Chapter 7 Bankruptcy
Chapter 7 bankruptcy is also called “straight bankruptcy” or “ordinary bankruptcy” because it is the simplest, fastest, and most commonly used type of bankruptcy, not only in California but nationwide. According to U.S. Bankruptcy Court for the Eastern District of California, which has jurisdiction over Placer and Sacramento Counties (among many others), nearly 15,000 people filed for Chapter 7 in 2015, with a peak of nearly 45,000 filings in 2010.
Chapter 7, which generally takes about four to six months to complete, is also called “liquidation” because of the process involved. When a debtor files for Chapter 7, his or her non-exempt assets are sold by a trustee to various creditors, which helps pay off the filer’s debts. Filers in California can choose between two sets of exemptions, which are simply named System 1 and System 2. Your Chapter 7 bankruptcy lawyer can evaluate which system of exemptions will protect more of your property.
After the trustee has distributed sale proceeds among the debtor’s creditors, the bankruptcy court grants the debtor a discharge. The discharge has the effect of eliminating the debtor’s liability for most of his or her debts. Debts that are discharged in Chapter 7 bankruptcy include medical debt, credit card, certain tax-related debts, and debt from personal loans. While the debts continue to exist, creditors can no longer pursue the debtor for repayment.
Chapter 13 Bankruptcy
Chapter 13 is also called “reorganization” bankruptcy, or a “wage earner’s plan.” That is because, unlike Chapter 7, Chapter 13 requires filers to propose a reorganization plan, which must be approved by the bankruptcy court before the case can continue. The debtor’s creditors may object to the initial proposal, which is one of the reasons it is important to be represented by an experienced Chapter 13 bankruptcy attorney.

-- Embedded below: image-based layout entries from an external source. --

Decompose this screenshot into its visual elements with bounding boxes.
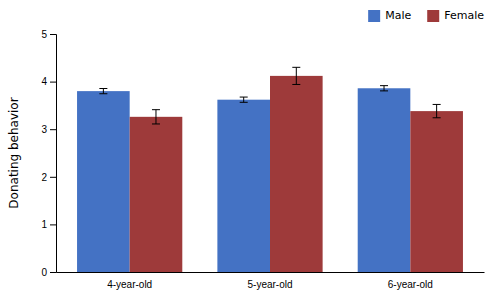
y-tick: 3 [41, 124, 56, 135]
x-tick-label: 6-year-old [388, 279, 433, 290]
y-axis: 0 1 2 3 4 5 [41, 29, 56, 278]
chart-container: 0 1 2 3 4 5 4-year-old 5-year-old 6-year-old Dona… [0, 0, 500, 302]
x-tick-label: 4-year-old [107, 279, 152, 290]
series-bars [130, 76, 463, 272]
y-tick: 5 [41, 29, 56, 40]
bar [130, 117, 183, 272]
marks [77, 67, 463, 272]
bar [410, 111, 463, 272]
y-tick: 1 [41, 219, 56, 230]
legend-item: Female [427, 9, 484, 22]
x-tick: 5-year-old [247, 279, 292, 290]
y-tick-mark [50, 272, 56, 273]
y-tick-label: 5 [41, 29, 47, 40]
bar [77, 91, 130, 272]
y-tick-label: 0 [41, 267, 47, 278]
y-tick: 2 [41, 172, 56, 183]
legend-item: Male [368, 9, 411, 22]
x-tick-label: 5-year-old [247, 279, 292, 290]
bar [358, 88, 411, 272]
series-error-bars [99, 86, 388, 103]
error-bar [380, 86, 388, 91]
y-axis-line [50, 35, 57, 273]
error-bar [240, 97, 248, 102]
legend-swatch [368, 10, 380, 22]
legend: Male Female [368, 9, 484, 22]
x-axis-line [57, 272, 485, 273]
legend-label: Female [444, 9, 484, 22]
y-tick-label: 3 [41, 124, 47, 135]
y-tick: 4 [41, 76, 56, 87]
y-tick-label: 1 [41, 219, 47, 230]
error-bar [152, 110, 160, 124]
series-bars [77, 88, 410, 272]
x-axis: 4-year-old 5-year-old 6-year-old [57, 273, 485, 291]
plot-area: 0 1 2 3 4 5 4-year-old 5-year-old 6-year-old [41, 29, 484, 290]
error-bar [99, 89, 107, 94]
y-tick-mark [50, 224, 56, 225]
legend-swatch [427, 10, 439, 22]
y-tick: 0 [41, 267, 56, 278]
y-tick-label: 4 [41, 76, 47, 87]
bar [217, 100, 270, 272]
error-bar [433, 104, 441, 117]
y-tick-label: 2 [41, 172, 47, 183]
x-tick: 4-year-old [107, 279, 152, 290]
y-axis-title: Donating behavior [7, 97, 21, 208]
y-tick-mark [50, 34, 56, 35]
y-tick-mark [50, 129, 56, 130]
series-error-bars [152, 67, 441, 124]
y-tick-mark [50, 82, 56, 83]
error-bar [292, 67, 300, 84]
legend-label: Male [385, 9, 411, 22]
bar [270, 76, 323, 272]
x-tick: 6-year-old [388, 279, 433, 290]
chart-svg: 0 1 2 3 4 5 4-year-old 5-year-old 6-year-old Dona… [0, 0, 500, 302]
y-tick-mark [50, 177, 56, 178]
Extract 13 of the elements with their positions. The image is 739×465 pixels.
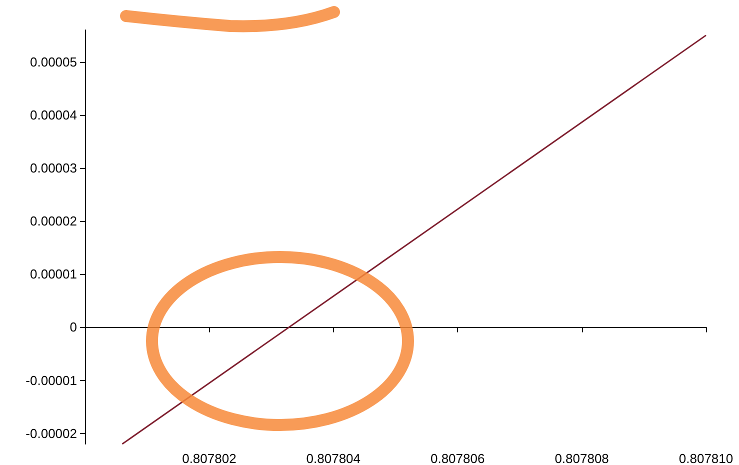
y-tick-label: -0.00001 — [26, 372, 77, 388]
x-tick-label: 0.807806 — [430, 451, 485, 465]
y-tick-label: 0 — [70, 320, 77, 335]
x-tick-label: 0.807802 — [182, 451, 236, 465]
y-tick-label: 0.00001 — [30, 266, 77, 282]
x-tick-label: 0.807810 — [678, 451, 734, 465]
y-tick-label: 0.00003 — [30, 160, 77, 176]
x-tick-label: 0.807808 — [554, 451, 609, 465]
y-tick-label: -0.00002 — [26, 426, 77, 441]
y-tick-label: 0.00002 — [30, 214, 77, 229]
y-tick-label: 0.00005 — [30, 54, 77, 70]
x-tick-label: 0.807804 — [306, 451, 361, 465]
y-tick-label: 0.00004 — [30, 107, 77, 122]
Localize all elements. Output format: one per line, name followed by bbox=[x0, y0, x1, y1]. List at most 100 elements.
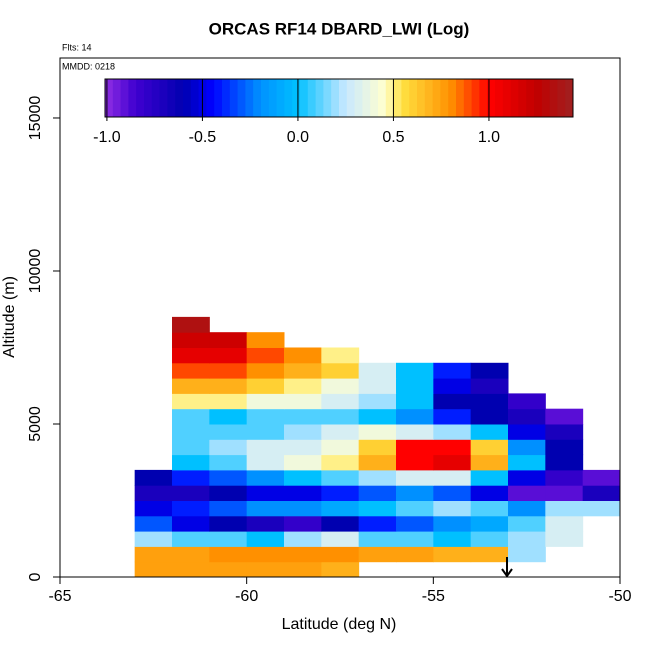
heat-cell bbox=[396, 378, 434, 394]
heat-cell bbox=[545, 423, 584, 440]
colorbar-swatch bbox=[222, 79, 231, 117]
heat-cell bbox=[358, 362, 397, 379]
heat-cell bbox=[134, 500, 173, 517]
heat-cell bbox=[321, 347, 360, 364]
colorbar-swatch bbox=[370, 79, 379, 117]
heat-cell bbox=[321, 362, 360, 379]
heat-cell bbox=[209, 393, 248, 410]
heat-cell bbox=[396, 393, 434, 410]
colorbar-swatch bbox=[261, 79, 270, 117]
heat-cell bbox=[433, 454, 472, 471]
heat-cell bbox=[470, 408, 509, 425]
heat-cell bbox=[470, 454, 509, 471]
colorbar-swatch bbox=[237, 79, 246, 117]
colorbar-swatch bbox=[518, 79, 527, 117]
heat-cell bbox=[470, 393, 509, 410]
colorbar-swatch bbox=[471, 79, 480, 117]
colorbar-swatch bbox=[456, 79, 465, 117]
heat-cell bbox=[134, 531, 173, 547]
heat-cell bbox=[321, 485, 360, 501]
colorbar-swatch bbox=[276, 79, 285, 117]
heat-cell bbox=[545, 485, 584, 501]
heat-cell bbox=[321, 469, 360, 486]
heat-cell bbox=[284, 408, 322, 425]
heat-cell bbox=[358, 485, 397, 501]
heat-cell bbox=[284, 561, 322, 578]
colorbar-swatch bbox=[362, 79, 371, 117]
heat-cell bbox=[470, 378, 509, 394]
colorbar-swatch bbox=[315, 79, 324, 117]
heat-cell bbox=[209, 423, 248, 440]
heat-cell bbox=[246, 561, 285, 578]
x-tick-label: -50 bbox=[608, 588, 631, 605]
colorbar-swatch bbox=[495, 79, 504, 117]
x-tick-label: -65 bbox=[48, 588, 71, 605]
heat-cell bbox=[396, 515, 434, 532]
colorbar-tick-label: 0.5 bbox=[382, 129, 404, 146]
heat-cell bbox=[209, 454, 248, 471]
heat-cell bbox=[172, 561, 210, 578]
heat-cell bbox=[134, 546, 173, 563]
heat-cell bbox=[209, 500, 248, 517]
heat-cell bbox=[321, 393, 360, 410]
heat-cell bbox=[284, 454, 322, 471]
heat-cell bbox=[433, 485, 472, 501]
chart-title: ORCAS RF14 DBARD_LWI (Log) bbox=[209, 19, 470, 38]
colorbar-swatch bbox=[323, 79, 332, 117]
heat-cell bbox=[396, 454, 434, 471]
colorbar-swatch bbox=[292, 79, 301, 117]
y-tick-label: 0 bbox=[27, 572, 44, 581]
heat-cell bbox=[433, 515, 472, 532]
heat-cell bbox=[508, 500, 546, 517]
heat-cell bbox=[545, 454, 584, 471]
heat-cell bbox=[470, 531, 509, 547]
heat-cell bbox=[396, 469, 434, 486]
heat-cell bbox=[172, 500, 210, 517]
colorbar-swatch bbox=[393, 79, 402, 117]
heat-cell bbox=[209, 561, 248, 578]
heat-cell bbox=[209, 347, 248, 364]
heat-cell bbox=[284, 531, 322, 547]
heat-cell bbox=[582, 485, 621, 501]
heat-cell bbox=[246, 454, 285, 471]
heat-cell bbox=[358, 500, 397, 517]
heat-cell bbox=[358, 408, 397, 425]
colorbar-swatch bbox=[432, 79, 441, 117]
heat-cell bbox=[284, 439, 322, 456]
heat-cell bbox=[358, 454, 397, 471]
heat-cell bbox=[358, 469, 397, 486]
heat-cell bbox=[545, 469, 584, 486]
colorbar-swatch bbox=[105, 79, 114, 117]
heat-cell bbox=[284, 378, 322, 394]
colorbar-swatch bbox=[214, 79, 223, 117]
heat-cell bbox=[134, 561, 173, 578]
heat-cell bbox=[433, 439, 472, 456]
arrow-head bbox=[501, 568, 513, 578]
y-tick-label: 15000 bbox=[27, 96, 44, 141]
heat-cell bbox=[209, 469, 248, 486]
heat-cell bbox=[284, 515, 322, 532]
heat-cell bbox=[470, 515, 509, 532]
heat-cell bbox=[358, 546, 397, 563]
heat-cell bbox=[582, 500, 621, 517]
colorbar-swatch bbox=[534, 79, 543, 117]
heat-cell bbox=[545, 531, 584, 547]
heat-cell bbox=[396, 500, 434, 517]
heat-cell bbox=[172, 469, 210, 486]
heat-cell bbox=[508, 454, 546, 471]
heat-cell bbox=[246, 408, 285, 425]
heat-cell bbox=[508, 439, 546, 456]
heat-cell bbox=[284, 546, 322, 563]
colorbar-swatch bbox=[307, 79, 317, 117]
colorbar-swatch bbox=[183, 79, 192, 117]
heat-cell bbox=[209, 439, 248, 456]
heat-cell bbox=[508, 423, 546, 440]
heat-cell bbox=[172, 378, 210, 394]
heat-cell bbox=[358, 378, 397, 394]
heat-cell bbox=[321, 378, 360, 394]
heat-cell bbox=[358, 423, 397, 440]
heat-cell bbox=[321, 500, 360, 517]
heat-cell bbox=[172, 332, 210, 348]
heat-cell bbox=[209, 362, 248, 379]
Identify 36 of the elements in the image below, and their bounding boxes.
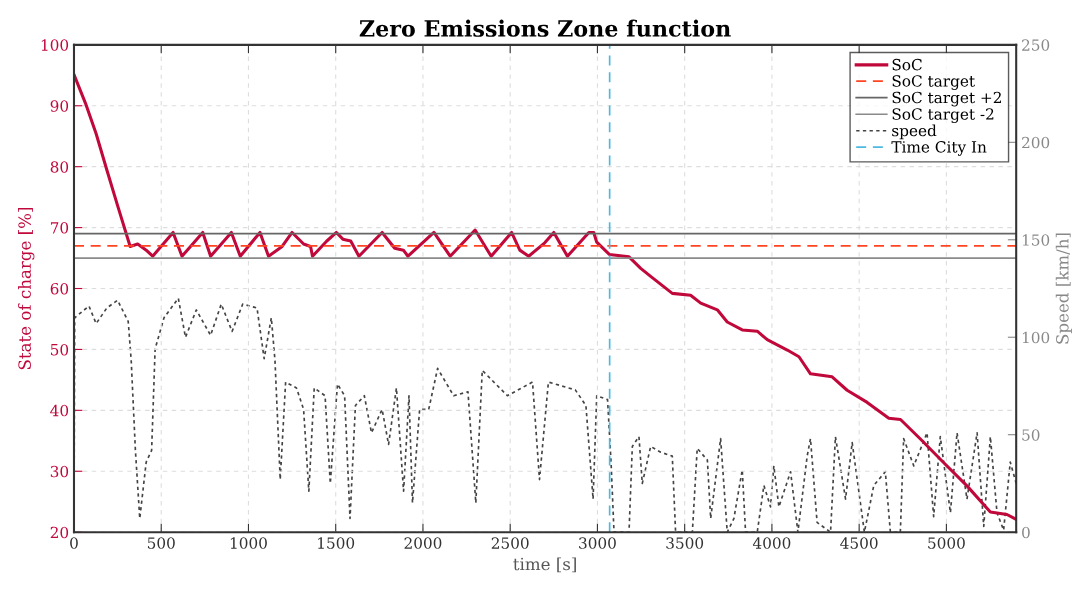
y2-tick-label: 200 xyxy=(1022,136,1050,149)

The reorganization plan is a three- to five-year plan under which the debtor makes monthly payments on various debts. The nature of each debt determines the order in, and extent to which, debts must be paid off. All of the debtor’s disposable income, or income left over after necessary living expenses have been accounted for, must be funneled into the reorganization plan.
The benefit of the reorganization plan is that it allows the debtor to keep his or her property, even without exemptions. By filing Chapter 13, a debtor can protect his or her vehicle from repossession, and even save his or her home from being repossessed. In short, the plan gives the debtor extra time to catch up on missed payments.
As long as the debtor stays on track with the plan, he or she can retain property that would otherwise be seized or repossessed. If the debtor misses too many payments, he or she may be forced to convert the case into a Chapter 7 bankruptcy. Once the Chapter 13 plan has been completed successfully, the bankruptcy court will grant a discharge, and, as in Chapter 7, the debtor will no longer be liable for debts that were addressed by the plan.
Because of the reorganization plan, Chapter 13 is more suitable for debtors with higher income, whereas Chapter 7 is usually utilized by debtors who have fewer assets and resources to draw upon. Chapter 13 is fairly common, but less widely used than Chapter 7, with about 3,000 filings in 2015.
Chapter 11 Bankruptcy
Chapter 11 bankruptcy is typically used by businesses. Chapter 11 for individuals is exceedingly rare, with just over 50 filings documented in 2015, but occasionally proves to be the most sensible filing option for individual debtors.
Chapter 11 is a complex process, but may be the right filing option if you have too much income to file for Chapter 7, and too much debt to file for Chapter 13. The process is similar to Chapter 13, and may require several years for completion. Our Chapter 11 bankruptcy attorneys can assess your debt and income levels to determine whether Chapter 11 is the most appropriate chapter for you.